AllerFlow is a gluten-specific test for surfaces. It combines the sample collection swab design and classic lateral flow technology. The sample swab holds pre-measured, ready-to-use buffer. Once an area is swabbed, the device is activated with a snap and squeeze action and the sample is then poured onto the lateral flow cassette.

If a sample contains five parts per million of more of gluten, a red line appears on the cassette.

“That’s the easiest way to do something like that and we can do it because these are residue tests and not product tests,” Mora says. “If it’s a product test, it’s more of a per-volume test, which gets a lot more difficult to interpret. And this helps in covering all potential areas where there could be risk.

“This really is a pretty simple, first-level kind of step. It’s not a product test or a really in-depth test. Our products are meant to be used at the sanitation level to ensure that you’re starting with, literally, a clean slate before a product contacts a surface.”

Tests like this become even more important in today’s climate, Mora says, where allergens are on the minds of many consumers. Commissaries and bakeries are spending much more time and money ensuring the food they bill as allergen-free really is.

“The sanitation processes that companies have in place these days are a lot more extreme than they were before. Not only are they testing the product themselves, but surfaces,” he says. “In the past, if they were looking for something specific, they tested the product and that’s how they would measure it.  Now they’re testing the product itself as well as the contact surfaces. They’re trying to minimize their risk. They’re thinking ‘Well, maybe we did good with the product, but if there’s still something on the surface, it could eventually show up in the product at the end of the day anyway.’”

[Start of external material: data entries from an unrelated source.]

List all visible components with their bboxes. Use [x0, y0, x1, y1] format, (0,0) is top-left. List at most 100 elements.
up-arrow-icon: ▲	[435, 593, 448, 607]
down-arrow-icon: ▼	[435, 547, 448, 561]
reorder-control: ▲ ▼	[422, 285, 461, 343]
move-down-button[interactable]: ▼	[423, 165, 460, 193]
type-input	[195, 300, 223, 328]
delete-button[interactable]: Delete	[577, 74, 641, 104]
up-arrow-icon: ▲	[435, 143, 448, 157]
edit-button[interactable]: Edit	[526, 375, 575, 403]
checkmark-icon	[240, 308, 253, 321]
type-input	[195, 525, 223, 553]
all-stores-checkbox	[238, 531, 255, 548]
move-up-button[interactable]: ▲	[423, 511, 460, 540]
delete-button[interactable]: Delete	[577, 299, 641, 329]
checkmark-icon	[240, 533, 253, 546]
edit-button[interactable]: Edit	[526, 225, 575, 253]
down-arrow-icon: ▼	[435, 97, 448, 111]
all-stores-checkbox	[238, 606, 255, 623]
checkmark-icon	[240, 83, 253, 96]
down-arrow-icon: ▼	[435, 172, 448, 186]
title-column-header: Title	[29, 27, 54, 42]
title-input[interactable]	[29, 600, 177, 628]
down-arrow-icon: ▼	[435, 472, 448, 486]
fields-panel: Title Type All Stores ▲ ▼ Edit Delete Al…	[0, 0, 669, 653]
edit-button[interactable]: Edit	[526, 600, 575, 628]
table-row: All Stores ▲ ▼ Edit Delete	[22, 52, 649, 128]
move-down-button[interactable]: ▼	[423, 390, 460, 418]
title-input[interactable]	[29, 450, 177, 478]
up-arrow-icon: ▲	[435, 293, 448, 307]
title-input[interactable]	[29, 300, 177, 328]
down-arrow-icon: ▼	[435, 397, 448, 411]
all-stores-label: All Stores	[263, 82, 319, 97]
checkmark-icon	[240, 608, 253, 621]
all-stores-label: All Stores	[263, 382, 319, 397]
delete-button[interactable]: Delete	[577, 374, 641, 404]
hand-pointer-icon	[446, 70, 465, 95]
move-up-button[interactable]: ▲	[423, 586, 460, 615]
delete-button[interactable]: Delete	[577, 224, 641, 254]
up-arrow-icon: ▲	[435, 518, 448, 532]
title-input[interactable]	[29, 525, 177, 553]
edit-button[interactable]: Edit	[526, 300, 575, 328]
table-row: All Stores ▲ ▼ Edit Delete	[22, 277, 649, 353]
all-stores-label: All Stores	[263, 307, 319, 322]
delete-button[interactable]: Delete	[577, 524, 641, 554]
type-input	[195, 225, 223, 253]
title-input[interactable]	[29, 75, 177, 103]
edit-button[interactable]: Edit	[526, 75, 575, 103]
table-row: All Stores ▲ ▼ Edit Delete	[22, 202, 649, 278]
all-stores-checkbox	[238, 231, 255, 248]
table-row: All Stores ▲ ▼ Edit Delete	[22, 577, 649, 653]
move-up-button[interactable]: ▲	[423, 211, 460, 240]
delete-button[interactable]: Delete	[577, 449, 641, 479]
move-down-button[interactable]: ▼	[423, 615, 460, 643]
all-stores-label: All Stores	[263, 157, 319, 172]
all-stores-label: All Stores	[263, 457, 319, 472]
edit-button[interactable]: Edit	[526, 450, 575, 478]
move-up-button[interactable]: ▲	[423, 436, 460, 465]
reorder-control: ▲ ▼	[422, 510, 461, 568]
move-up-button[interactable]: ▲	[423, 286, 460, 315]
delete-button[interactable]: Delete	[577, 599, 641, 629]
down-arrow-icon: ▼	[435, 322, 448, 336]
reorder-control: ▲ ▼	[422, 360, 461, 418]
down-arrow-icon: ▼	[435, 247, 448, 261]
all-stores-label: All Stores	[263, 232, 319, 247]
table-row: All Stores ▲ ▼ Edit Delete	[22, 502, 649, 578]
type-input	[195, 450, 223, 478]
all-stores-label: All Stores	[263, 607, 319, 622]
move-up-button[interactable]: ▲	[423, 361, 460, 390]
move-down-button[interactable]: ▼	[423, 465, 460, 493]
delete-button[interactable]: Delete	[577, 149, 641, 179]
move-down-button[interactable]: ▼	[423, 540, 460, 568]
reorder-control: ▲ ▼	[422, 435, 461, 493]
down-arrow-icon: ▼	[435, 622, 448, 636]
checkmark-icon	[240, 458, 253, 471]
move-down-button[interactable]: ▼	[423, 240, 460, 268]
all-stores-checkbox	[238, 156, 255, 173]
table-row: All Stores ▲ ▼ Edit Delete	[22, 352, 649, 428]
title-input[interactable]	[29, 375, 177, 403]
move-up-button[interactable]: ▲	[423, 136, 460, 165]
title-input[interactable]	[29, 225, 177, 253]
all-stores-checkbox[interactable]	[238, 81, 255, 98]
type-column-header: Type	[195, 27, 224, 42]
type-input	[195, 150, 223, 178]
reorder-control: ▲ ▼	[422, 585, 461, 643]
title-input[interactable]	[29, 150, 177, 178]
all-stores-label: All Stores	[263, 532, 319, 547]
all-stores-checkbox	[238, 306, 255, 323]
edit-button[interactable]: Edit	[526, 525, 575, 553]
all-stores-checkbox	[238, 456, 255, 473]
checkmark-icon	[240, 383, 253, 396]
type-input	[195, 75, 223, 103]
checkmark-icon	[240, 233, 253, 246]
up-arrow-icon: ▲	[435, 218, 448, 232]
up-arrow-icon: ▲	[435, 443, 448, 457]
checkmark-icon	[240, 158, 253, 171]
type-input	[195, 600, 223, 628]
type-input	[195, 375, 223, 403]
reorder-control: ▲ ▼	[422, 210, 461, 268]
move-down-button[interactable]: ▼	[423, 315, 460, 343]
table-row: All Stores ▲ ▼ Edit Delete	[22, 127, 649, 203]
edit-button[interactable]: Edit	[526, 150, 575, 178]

That might be double important when it comes to gluten, which continues to be a hot-button topic among consumers, retailers and producers.

“If you have a product and you’re going to claim it was made in a gluten-free facility, or something like that, you have to live by that seal that’s on the box of your product,” Mora says. “Our customers have definitely increased the amount of testing they’re doing because of the awareness. I would say in the last couple of years it’s changed drastically. It’s been brought to the forefront a lot more because so many people nowadays are claiming to have gluten-free diets. It’s changed a lot in the sense that it’s more of a common test for a lot of different customers. The marketing of the products themselves has a lot to do with it.”

Not to mention, allergen detection is now a common topic of discussion when it comes to audits.

“We always get the phone call from the customer that says they need to verify my sanitation procedures and almost always in that same conversation, allergens and allergen checks are brought up,” Mora says. “The auditors out there are also looking for it. Now they’re asking, ‘Do you clean and what are you doing about checking for allergens?’ It used to be more like ‘you probably should.’ Now it’s more like ‘Tell me what you used today.’”


“The sanitation processes that companies have in place these days are a lot more extreme than they were before.”